Everybody gets the blues. When the dog dies, you lose a job or a boyfriend, a check bounces, the roof leaks, you get sick, your team loses – you feel down, sad and empty. In a relatively short time though, you bounce back. You get better because the circumstance changes, you take some action or your feelings just go away.
For some of us, though, things don’t get better. Our mood is persistently sad. We lose interest or pleasure in activities that we once enjoyed. We experience a significant change in appetite or body weight. We can’t sleep or sleep too much. We don’t have any energy. Feelings of worthlessness or inappropriate guilt are complicated by difficulty thinking or concentrating. We have recurrent thoughts of death or suicide.
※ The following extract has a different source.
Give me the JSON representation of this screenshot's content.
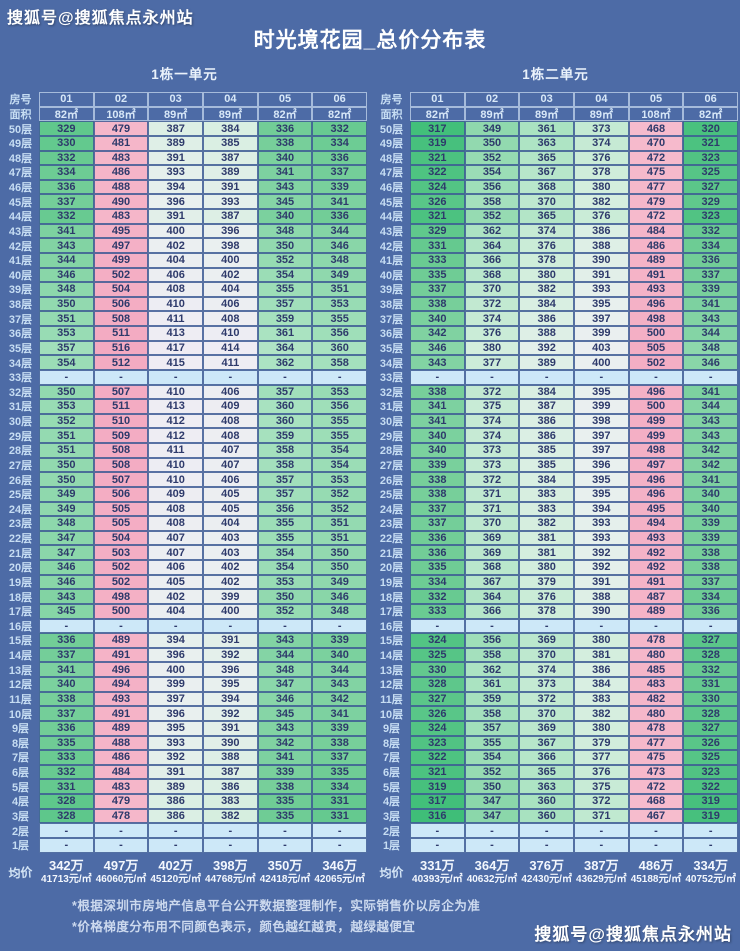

If you have five or more of these symptoms during the same two-week period, you meet the diagnostic criteria for Major Depression. How bad do the symptoms have to be? Most of us tend to minimize how bad we are feeling, but the defining question is do the symptoms interfere with your ability to function: to get things done around the house, to go to work, to interact with those you love.
The problem is more pervasive and serious than we think. 6.7% of us will contract Major Depression during the next year, and there’s a one in five chance that sometime during your life you’ll suffer from this condition. A recent study sponsored by the World Health Organization and the World Bank found Major Depression to be the leading cause of disability in the United States and worldwide.
And Major Depression can kill you. Over 80% of people who die by suicide have Major Depression. We tend to think that this extreme outcome is pretty rare, but suicide is the tenth leading cause of death in the U.S. In 2009, it accounted for 34,598 deaths. Suicide is a major, preventable public health problem.
How do we prevent suicide? By treating the underlying depression. Women tend to suffer from depression more than men, and this has biological and cultural sequelae. The primary reason may be that while men tend to “act out” – fighting, drinking or other acts of aggression, women who are depressed tend to turn inward, feeding that sense of hopelessness associated with depression.
Depression can appear two other diagnoses. First, depression is associated with Bipolar Disorder, which was previously known as Manic-Depression. Persons with Bipolar Disorder swing between the “poles” of major depression and mania, which is abnormally and persistently elevated mood, accompanied by grandiosity, decreased need for sleep, racing thoughts and impulsive behaviors.
A less severe form of depression that lasts at least two years is known as Dysthymic Disorder, or dysthymia. Many people with dysthymic disorder also experience major depressive episodes.